Mais la concentration croissante des revenus et des bénéfices dans un petit groupe d’entreprises prospères risque d’accroître les disparités de revenus et de richesse. Les entreprises superstars qui investissent lourdement en actifs incorporels ont tendance à employer un plus petit nombre de personnes, plus qualifiées et mieux payées, qui sont généralement plus productives que les employés d’entreprises moins numérisées. Si ces superstars vont encore plus loin, la part du travail dans le revenu national – le pourcentage qui est consacré à la rémunération du travail – pourrait diminuer encore davantage.
Cela ne veut pas dire que les entreprises prospères basées sur les actifs incorporels devraient être empêchées de se développer davantage ou de former leur personnel. Ces entreprises sont d’importantes sources d’innovation et de croissance à haute productivité, et ont de formidables incitations à continuer d’investir dans des actifs incorporels. Au contraire, les entreprises et les gouvernements devraient faire tout leur possible pour diffuser les compétences qui ouvriront des opportunités à davantage d’individus et d’entreprises dans l’économie numérique.
Un énorme gisement de valeur est en jeu. Compte tenu des preuves croissantes de la corrélation entre l’investissement en actifs incorporels et la croissance de la VAB, les dirigeants et les décideurs devraient se demander ce qu’il faudra pour réaliser les opportunités que représentent les actifs incorporels. Si 10 % supplémentaires des entreprises atteignaient la même part d’investissements incorporels et de croissance de la VAB que les entreprises les plus performantes, cela pourrait produire 1 000 milliards de dollars supplémentaires de VAB, soit une augmentation de 2,7 % dans tous les secteurs des économies de l’OCDE.
Les gouvernements peuvent jouer un rôle clé dans le recyclage et pour veiller à ce que la bonne infrastructure du savoir soit en place.
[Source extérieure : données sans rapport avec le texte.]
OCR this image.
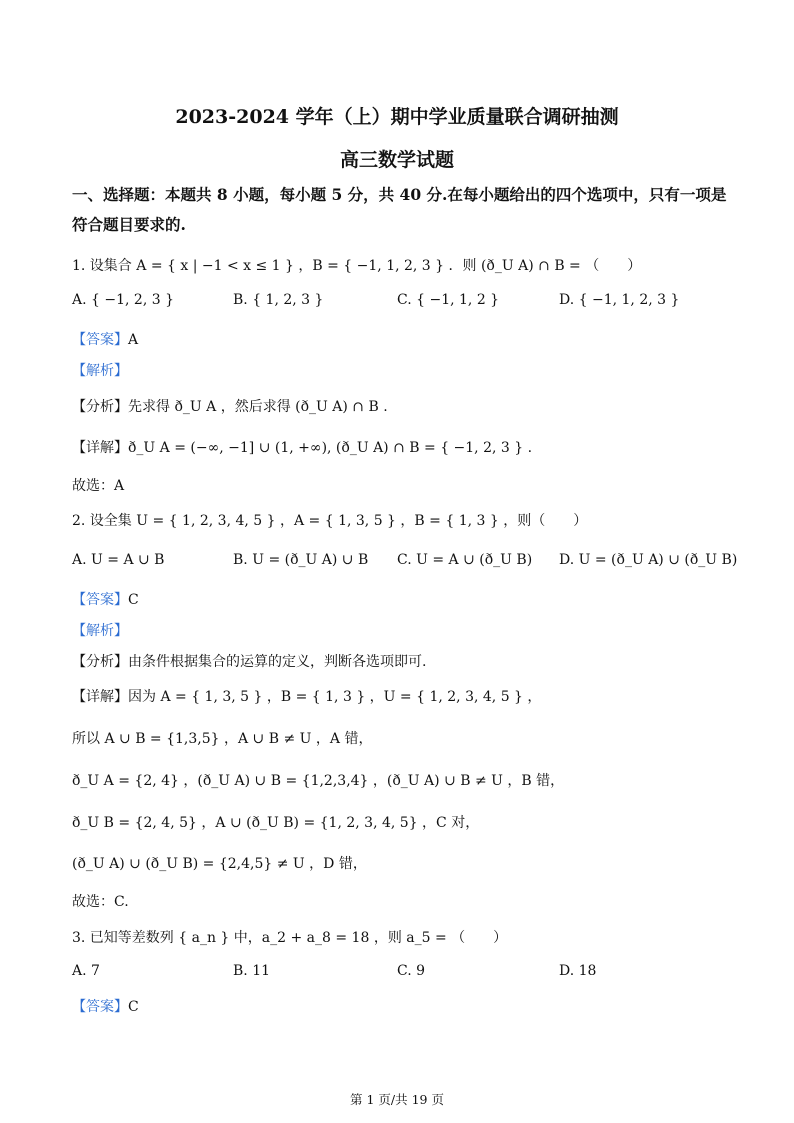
2023-2024 学年（上）期中学业质量联合调研抽测
高三数学试题
一、选择题：本题共 8 小题，每小题 5 分，共 40 分.在每小题给出的四个选项中，只有一项是
符合题目要求的.
1. 设集合 A = { x | −1 < x ≤ 1 } ，B = { −1, 1, 2, 3 } ．则 (ð_U A) ∩ B = （　　）
A. { −1, 2, 3 }	B. { 1, 2, 3 }	C. { −1, 1, 2 }	D. { −1, 1, 2, 3 }
【答案】A
【解析】
【分析】先求得 ð_U A ，然后求得 (ð_U A) ∩ B .
【详解】ð_U A = (−∞, −1] ∪ (1, +∞), (ð_U A) ∩ B = { −1, 2, 3 } .
故选：A
2. 设全集 U = { 1, 2, 3, 4, 5 } ，A = { 1, 3, 5 } ，B = { 1, 3 } ，则（　　）
A. U = A ∪ B	B. U = (ð_U A) ∪ B C. U = A ∪ (ð_U B) D. U = (ð_U A) ∪ (ð_U B)
【答案】C
【解析】
【分析】由条件根据集合的运算的定义，判断各选项即可.
【详解】因为 A = { 1, 3, 5 } ，B = { 1, 3 } ，U = { 1, 2, 3, 4, 5 } ，
所以 A ∪ B = {1,3,5} ，A ∪ B ≠ U ，A 错，
ð_U A = {2, 4} ，(ð_U A) ∪ B = {1,2,3,4} ，(ð_U A) ∪ B ≠ U ，B 错，
ð_U B = {2, 4, 5} ，A ∪ (ð_U B) = {1, 2, 3, 4, 5} ，C 对，
(ð_U A) ∪ (ð_U B) = {2,4,5} ≠ U ，D 错，
故选：C.
3. 已知等差数列 { a_n } 中，a_2 + a_8 = 18 ，则 a_5 = （　　）
A. 7	B. 11	C. 9	D. 18
【答案】C
第 1 页/共 19 页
Cela signifie se concentrer sur l’éducation, Internet et d’autres technologies de communication, la planification urbaine et les dépenses publiques dans les domaines scientifiques.
L’économie numérisée et dématérialisée est déjà là, et sa propagation est imparable. Le défi consiste à gérer la transition d’une manière qui profite au plus grand nombre et pas seulement à quelques-uns.